Но Мэзи ничего об этом не сказала. Она сидела в пустом купе и по временам закрывала глаза, стараясь себе представить ощущение слепоты. Ей было приказано немедленно ехать в Лондон, и ей было почти приятно так беспрекословно повиноваться; во всяком случае, это было много лучше, чем заботиться о багаже и рыжеволосой подруге, которая всегда была совершенно безучастна ко всему окружающему. Но вместе с тем чувствовалось, что она, Мэзи, так сказать, в немилости, что ею недовольны. Потому она всячески старалась оправдаться в своих глазах, что ей вполне удавалось до тех пор, пока Торпенгоу не подошел к ней на пароходе и без всякого вступления не стал рассказывать ей о том, как Дик ослеп, умалчивая о некоторых деталях, но весьма подробно останавливаясь на мучительных ужасах его бреда. Не досказав до конца, он вдруг оборвал, словно ему наскучила эта тема, встал и пошел курить сигару на другой конец палубы. Мэзи была взбешена. Она злилась и на Торпенгоу и на себя.

Он так торопил ее при отъезде из Дувра в Лондон, что она не успела даже позавтракать, и теперь она перестала даже возмущаться его обращением с ней. Ее коротко попросили обождать в прихожей, из которой вела наверх неприглядная лестница с обитыми железом закраинами ступенек, а Торпенгоу побежал наверх узнать, что там делается. И опять сознание, что с ней обращаются, как с провинившейся девочкой, которую считают нужным наказать неласковым обращением, вызвало краску на ее бледных щеках. И все это по вине Дика, который имел глупость ослепнуть.

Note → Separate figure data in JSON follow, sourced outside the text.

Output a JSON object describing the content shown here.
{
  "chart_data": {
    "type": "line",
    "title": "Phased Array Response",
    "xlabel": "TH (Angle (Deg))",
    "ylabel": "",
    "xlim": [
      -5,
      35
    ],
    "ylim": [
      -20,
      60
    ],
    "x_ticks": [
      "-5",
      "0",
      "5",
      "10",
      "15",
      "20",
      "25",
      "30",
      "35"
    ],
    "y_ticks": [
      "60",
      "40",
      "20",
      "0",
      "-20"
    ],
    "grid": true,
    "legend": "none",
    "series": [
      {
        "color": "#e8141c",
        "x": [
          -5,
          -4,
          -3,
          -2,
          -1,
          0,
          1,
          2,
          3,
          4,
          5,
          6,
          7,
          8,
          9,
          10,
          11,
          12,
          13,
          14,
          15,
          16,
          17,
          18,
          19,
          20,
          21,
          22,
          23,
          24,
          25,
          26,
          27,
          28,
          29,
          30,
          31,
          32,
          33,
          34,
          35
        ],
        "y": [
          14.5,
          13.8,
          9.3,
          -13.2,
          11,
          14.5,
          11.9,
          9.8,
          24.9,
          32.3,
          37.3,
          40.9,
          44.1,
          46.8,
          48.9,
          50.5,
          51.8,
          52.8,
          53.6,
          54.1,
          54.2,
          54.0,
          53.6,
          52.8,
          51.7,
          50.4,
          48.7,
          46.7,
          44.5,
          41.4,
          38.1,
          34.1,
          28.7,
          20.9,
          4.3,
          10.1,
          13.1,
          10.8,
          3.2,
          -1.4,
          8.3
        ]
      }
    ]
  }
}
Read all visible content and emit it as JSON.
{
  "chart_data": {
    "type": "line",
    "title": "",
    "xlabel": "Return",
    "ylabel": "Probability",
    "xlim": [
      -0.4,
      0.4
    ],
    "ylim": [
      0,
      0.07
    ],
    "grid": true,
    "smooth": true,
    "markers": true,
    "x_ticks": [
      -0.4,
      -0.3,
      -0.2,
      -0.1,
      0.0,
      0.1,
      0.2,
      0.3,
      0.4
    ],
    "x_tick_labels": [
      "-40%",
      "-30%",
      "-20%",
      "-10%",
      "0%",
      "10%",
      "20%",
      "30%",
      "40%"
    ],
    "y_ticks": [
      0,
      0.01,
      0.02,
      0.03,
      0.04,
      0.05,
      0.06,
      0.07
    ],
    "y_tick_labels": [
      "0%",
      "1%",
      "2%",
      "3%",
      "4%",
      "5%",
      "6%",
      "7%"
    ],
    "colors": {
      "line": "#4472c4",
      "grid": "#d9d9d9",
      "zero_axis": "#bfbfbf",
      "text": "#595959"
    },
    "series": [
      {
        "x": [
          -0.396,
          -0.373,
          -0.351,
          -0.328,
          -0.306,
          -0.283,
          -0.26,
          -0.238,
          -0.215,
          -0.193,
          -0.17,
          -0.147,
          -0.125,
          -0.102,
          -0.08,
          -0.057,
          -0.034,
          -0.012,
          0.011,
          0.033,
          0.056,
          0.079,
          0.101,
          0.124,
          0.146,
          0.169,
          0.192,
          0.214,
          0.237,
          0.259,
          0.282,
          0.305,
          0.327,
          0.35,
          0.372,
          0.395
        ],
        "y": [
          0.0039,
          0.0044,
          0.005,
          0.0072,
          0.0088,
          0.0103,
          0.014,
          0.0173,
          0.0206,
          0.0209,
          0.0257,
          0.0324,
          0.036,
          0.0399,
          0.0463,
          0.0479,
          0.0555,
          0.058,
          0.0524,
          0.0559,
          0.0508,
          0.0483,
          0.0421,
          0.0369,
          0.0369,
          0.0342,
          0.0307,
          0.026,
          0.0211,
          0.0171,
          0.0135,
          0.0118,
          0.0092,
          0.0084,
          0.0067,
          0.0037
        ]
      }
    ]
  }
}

Немного погодя Торпенгоу привел ее к запертой двери, которую он осторожно отворил. Дик сидел у окна, опустив подбородок на грудь; в руках у него были три запечатанных конверта, которые он вертел так и эдак. Внушительный господин, дававший приказания, куда-то исчез, и дверь студии захлопнулась за ней.

Дик сунул письма в карман, услыхав, что скрипнула дверь, и окликнул:

— А, Торп! Это ты, дружище? Я так соскучился без тебя… я так одинок…

Его голос уже принял эту свойственную слепым безжизненность и безучастность. Мэзи прижалась в уголке комнаты и точно застыла; сердце ее бешено билось в груди, и она придерживала его рукой, силясь успокоить его смятение. Дик смотрел прямо на нее, и она теперь только ясно поняла, что он слеп. Когда она зажмуривала глаза в вагоне с тем, чтобы через минуту снова открыть их, она не понимала, что значит быть слепым. Это была просто пустая детская игра. А этот человек был слеп, хотя и глядел во все глаза, и эти глаза его были широко раскрыты.

— Торп, это ты? Мне сказали, что ты должен сегодня приехать. — Дик был, видимо, изумлен и даже несколько раздражен тем, что не было ответа.